Fowler les continuaba mirando con cara de suficiencia. Era evidente que un mandato de una juez incompetente y que seguramente estaría mejor haciendo tortillas que intentando impartir justicia, le había sacado del caso. Sin embargo, él había dejado bien claro a ese par de inútiles que él no se iba a rendir y que no les sería fácil librarse de él. Seguro que el tiempo le daría la razón. Esa cadena de asesinatos no había terminado y él estaría atento para cobrarles ventaja de nuevo. Se iban a ver de nuevo las caras. De eso estaba también seguro.

Cuando Northon subió al coche de Elmore, ya le habían quitado las esposas. A eso era a lo que Fowler se había referido con el «cortarle las alas».

—Ese policía es un bárbaro. Me amenazó con arrancarme las uñas una a una si no le confesaba el crimen. Me aseguró que más tarde o más temprano acabaría cantándolo todo.

—Podemos tomar medidas contra él, si decides presentar una denuncia —soltó Hastings.

—Mejor lo dejamos como está —opinó Elmore—. No quiero malgastar fuerzas ni esfuerzos en nada que se aparte de nuestro objetivo principal.

—OK —convino Northon que comenzaba a recuperar el resuello—. Tenemos que hablar —añadió.

—Sí, pero tiene que ser en un lugar seguro —terció Hastings rápidamente.

—Podríamos ir… —comenzó a decir Elmore.

—No digas nada —interrumpió Hastings—. Para el coche y déjame conducir a mí.

El cambio de conductor se produjo cuando la oscuridad de la noche era total. Hastings se dirigió hacia el desierto. Tras conducir más de una hora en completo silencio, llegó a un desfiladero de rocas y tierra rojiza. Introdujo el coche en una cavidad natural del paisaje, descendió del coche y comenzó a caminar en sentido ascendente por la roca. Elmore y Northon le siguieron hasta la entrada de una gruta. Los tres entraron en ella.

—Hemos llegado —dijo por fin Hastings—. Aquí no pueden oírnos. Podemos hablar con toda tranquilidad. Aquí la ausencia de árboles es total.

—Parece que conocías el lugar —dijo Elmore mientras miraba como la luz de la luna penetraba por una grieta de la parte alta de la gruta.

—Es un buen escondite —contestó Hastings.

—¿Habías estado aquí antes? —preguntó Northon.

—Sí, pero ahora eso no es lo que nos importa. Cuéntanos por qué me llamaste con tanta urgencia.

—La noticia de la muerte del Presidente Mullhouse me ha afectado mucho y estoy plenamente convencido de que el próximo en caer voy a ser yo. No me importa morir pero no quisiera hacerlo sin desvelar antes muchas incógnitas que todavía tengo.

—Tus incógnitas pueden esperar porque no vas a morir. Por lo menos, no lo vas a hacer a corto plazo —soltó un sonriente Hastings.

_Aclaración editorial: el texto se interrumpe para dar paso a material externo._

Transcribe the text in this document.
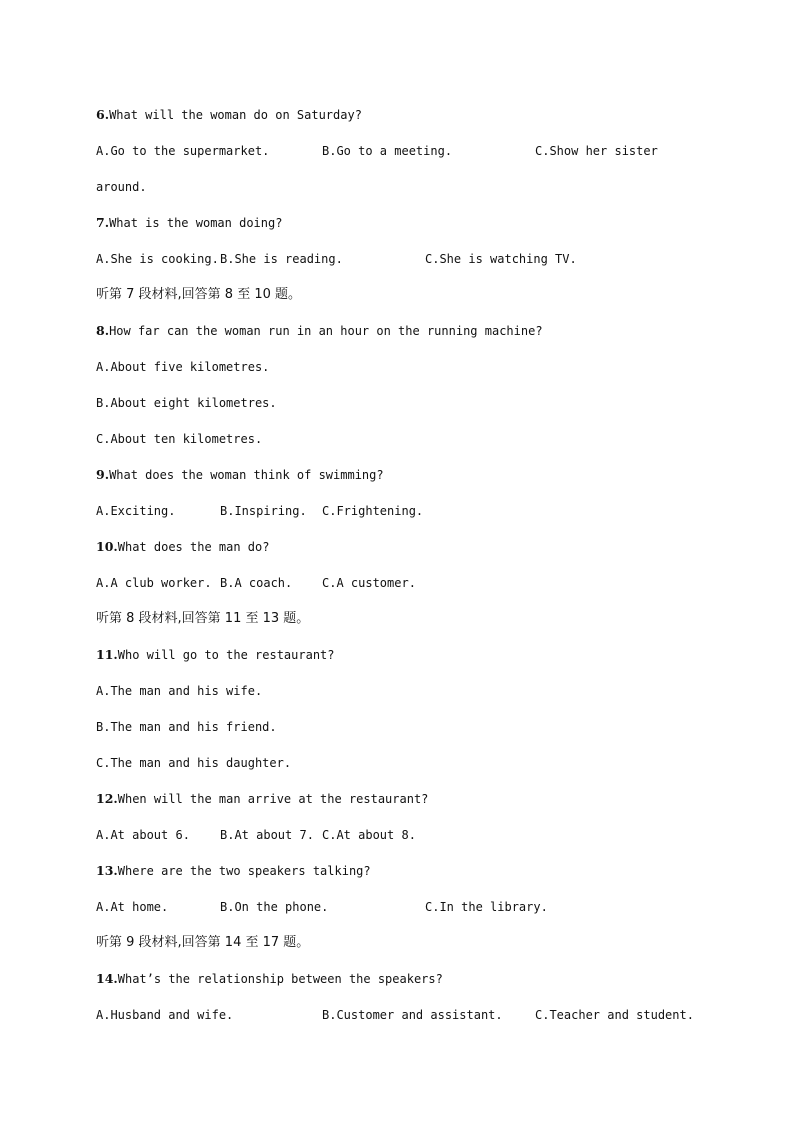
6.What will the woman do on Saturday?
A.Go to the supermarket.	B.Go to a meeting.	C.Show her sister
around.
7.What is the woman doing?
A.She is cooking. B.She is reading.	C.She is watching TV.
听第 7 段材料,回答第 8 至 10 题。
8.How far can the woman run in an hour on the running machine?
A.About five kilometres.
B.About eight kilometres.
C.About ten kilometres.
9.What does the woman think of swimming?
A.Exciting.	B.Inspiring. C.Frightening.
10.What does the man do?
A.A club worker. B.A coach. C.A customer.
听第 8 段材料,回答第 11 至 13 题。
11.Who will go to the restaurant?
A.The man and his wife.
B.The man and his friend.
C.The man and his daughter.
12.When will the man arrive at the restaurant?
A.At about 6.	B.At about 7. C.At about 8.
13.Where are the two speakers talking?
A.At home.	B.On the phone.	C.In the library.
听第 9 段材料,回答第 14 至 17 题。
14.What’s the relationship between the speakers?
A.Husband and wife.	B.Customer and assistant.	C.Teacher and student.
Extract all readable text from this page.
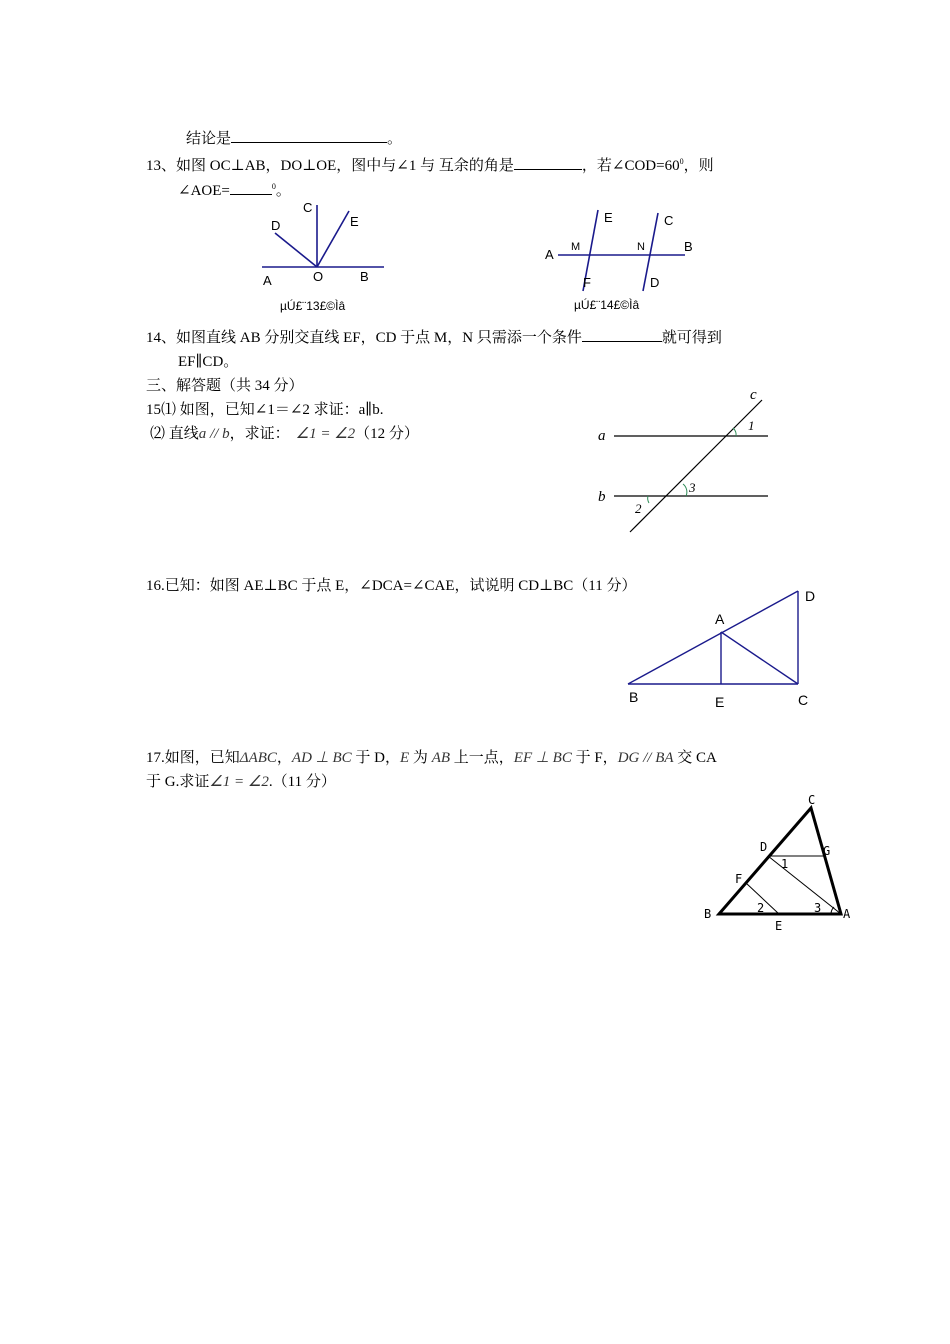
结论是	。
13、如图 OC⊥AB，DO⊥OE，图中与∠1 与 互余的角是	，若$\angle COD=60^0$，则
∠AOE=	$^0$。
C
D	E
A	O	B
µÚ£¨13£©Ìâ
E	C
A M	N	B
F	D
µÚ£¨14£©Ìâ
14、如图直线 AB 分别交直线 EF，CD 于点 M，N 只需添一个条件	就可得到
EF∥CD。
三、解答题（共 34 分）
15⑴ 如图，已知∠1＝∠2 求证：a∥b.
⑵ 直线a // b，求证： ∠1 = ∠2（12 分）
c
a
b
1
3
2
16.已知：如图 AE⊥BC 于点 E，∠DCA=∠CAE，试说明 CD⊥BC（11 分）
D
A
B	E	C
17.如图，已知ΔABC，AD ⊥ BC 于 D，E 为 AB 上一点，EF ⊥ BC 于 F，DG // BA 交 CA
于 G.求证∠1 = ∠2.（11 分）
C
D	G
1
F
B	2
E
3 A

Elmore no pudo abstraerse a la sorpresa de que Hastings estaba sonriendo. Era la primera vez que lo hacía en su presencia.

—Vayamos primero a conocer lo que tú sabes —espetó de nuevo Hastings.

—Como prefieras —aceptó resignadamente Northon.

—¿Confías en la doctora Gina Hartford?

—Completamente. Ella era la auténtica alma mater de la expedición científica.

—¿Qué hacía ella? ¿Cómo se comportaba?

—Gina es tremendamente disciplinada y su trabajo también lo es. Si no llega a ser por ella, todos los demás hubiéramos abandonado. Una semana antes de que se produjera aquella bendita tormenta, estuvimos a punto de dejarlo. Hicimos una votación y ella fue la única que votó por no terminar la investigación. Nos convenció a todos para que no lo hiciéramos y le concedimos dos semanas de plazo. En la cuarta noche de aquella convenida prorroga sucedió lo que ya he explicado por activa y por pasiva.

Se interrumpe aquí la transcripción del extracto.